After this we visit the Nationals digital team. Kaye records a Facebook live QandA with two other candidates. The digital team is about twelve strong. They are constantly workshopping graphics and videos to put out onto social media. Far from just producing content for Twitter, Instagram, and Facebook, they are utilising WeChat to better reach Asian voters.
We then visit the Auckland Central electorate office and immediately get to work phone canvassing. Unlike phone canvassing scripts that in Australia, this script is short and to the point. We identify ourselves as calling on behalf of the National party and ask the voter directly about their voting intentions. The purpose of this is both to identify National voters so that we can assure they get out to the polls, and less formally, to gauge the mood in the community.
On Election Day information about likely or intended National voters will be cross-referenced with information from the electoral commission on who has already voted to create a targeted turn-out-the-vote operation. Each day as people vote in pre-poll voting, the page and line number of their name on the electoral roll will be passed on to the party. This information is entered into a smart-phone application by scrutineers to keep track of who is voting and who is yet to turn out.
More hoarding for evening peak hour is followed by a debate between the Young National and Young Labour President. The debate is taking place on an online IT start-up targeted at students, and is streamed live via Facebook. The hour passes quickly with Labour still unable to articulate its tax plans when they are raised by the moderator, this would be prophetic for the week to come.

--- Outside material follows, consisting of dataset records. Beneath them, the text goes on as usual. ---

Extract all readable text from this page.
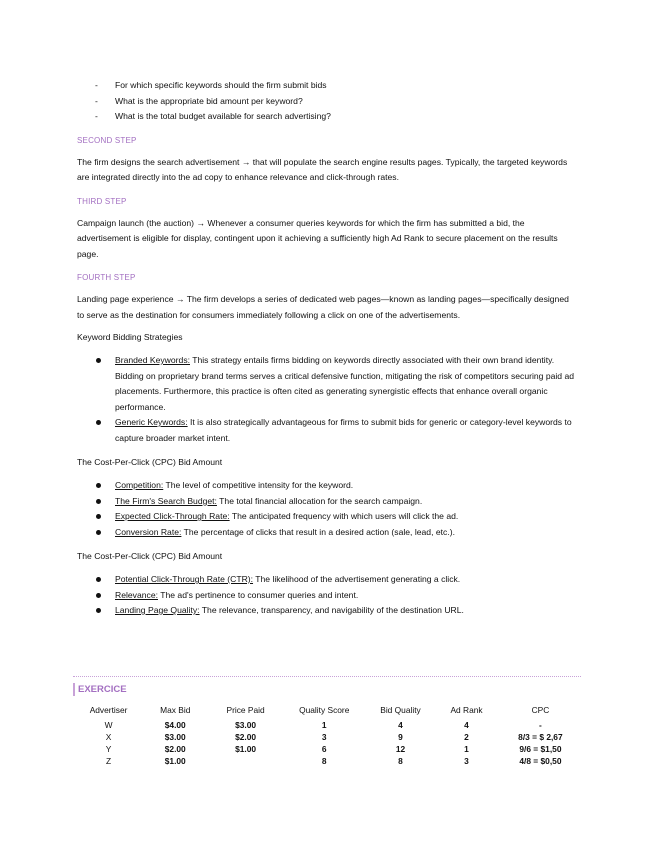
- For which specific keywords should the firm submit bids
- What is the appropriate bid amount per keyword?
- What is the total budget available for search advertising?
SECOND STEP

The firm designs the search advertisement → that will populate the search engine results pages. Typically, the targeted keywords are integrated directly into the ad copy to enhance relevance and click-through rates.

THIRD STEP

Campaign launch (the auction) → Whenever a consumer queries keywords for which the firm has submitted a bid, the advertisement is eligible for display, contingent upon it achieving a sufficiently high Ad Rank to secure placement on the results page.

FOURTH STEP

Landing page experience → The firm develops a series of dedicated web pages—known as landing pages—specifically designed to serve as the destination for consumers immediately following a click on one of the advertisements.

Keyword Bidding Strategies
Branded Keywords: This strategy entails firms bidding on keywords directly associated with their own brand identity. Bidding on proprietary brand terms serves a critical defensive function, mitigating the risk of competitors securing paid ad placements. Furthermore, this practice is often cited as generating synergistic effects that enhance overall organic performance.
Generic Keywords: It is also strategically advantageous for firms to submit bids for generic or category-level keywords to capture broader market intent.
The Cost-Per-Click (CPC) Bid Amount
Competition: The level of competitive intensity for the keyword.
The Firm's Search Budget: The total financial allocation for the search campaign.
Expected Click-Through Rate: The anticipated frequency with which users will click the ad.
Conversion Rate: The percentage of clicks that result in a desired action (sale, lead, etc.).
The Cost-Per-Click (CPC) Bid Amount
Potential Click-Through Rate (CTR): The likelihood of the advertisement generating a click.
Relevance: The ad's pertinence to consumer queries and intent.
Landing Page Quality: The relevance, transparency, and navigability of the destination URL.
EXERCICE
Advertiser	Max Bid	Price Paid	Quality Score	Bid Quality	Ad Rank	CPC
W	$4.00	$3.00	1	4	4	-
X	$3.00	$2.00	3	9	2	8/3 = $ 2,67
Y	$2.00	$1.00	6	12	1	9/6 = $1,50
Z	$1.00		8	8	3	4/8 = $0,50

The next day will be spent campaigning in safe seats, where campaigning is still vitally important. As the Party Vote is national, maximising the voter turnout in safe seats is seen as an important strategy to win government. A quick look at Stanford’s flyers reveal they are duplicated in Mandarin on the back
It is clear that while the New Zealand electoral system differs significantly from our own, we can learn a lot from the methods they use to target their message to voters.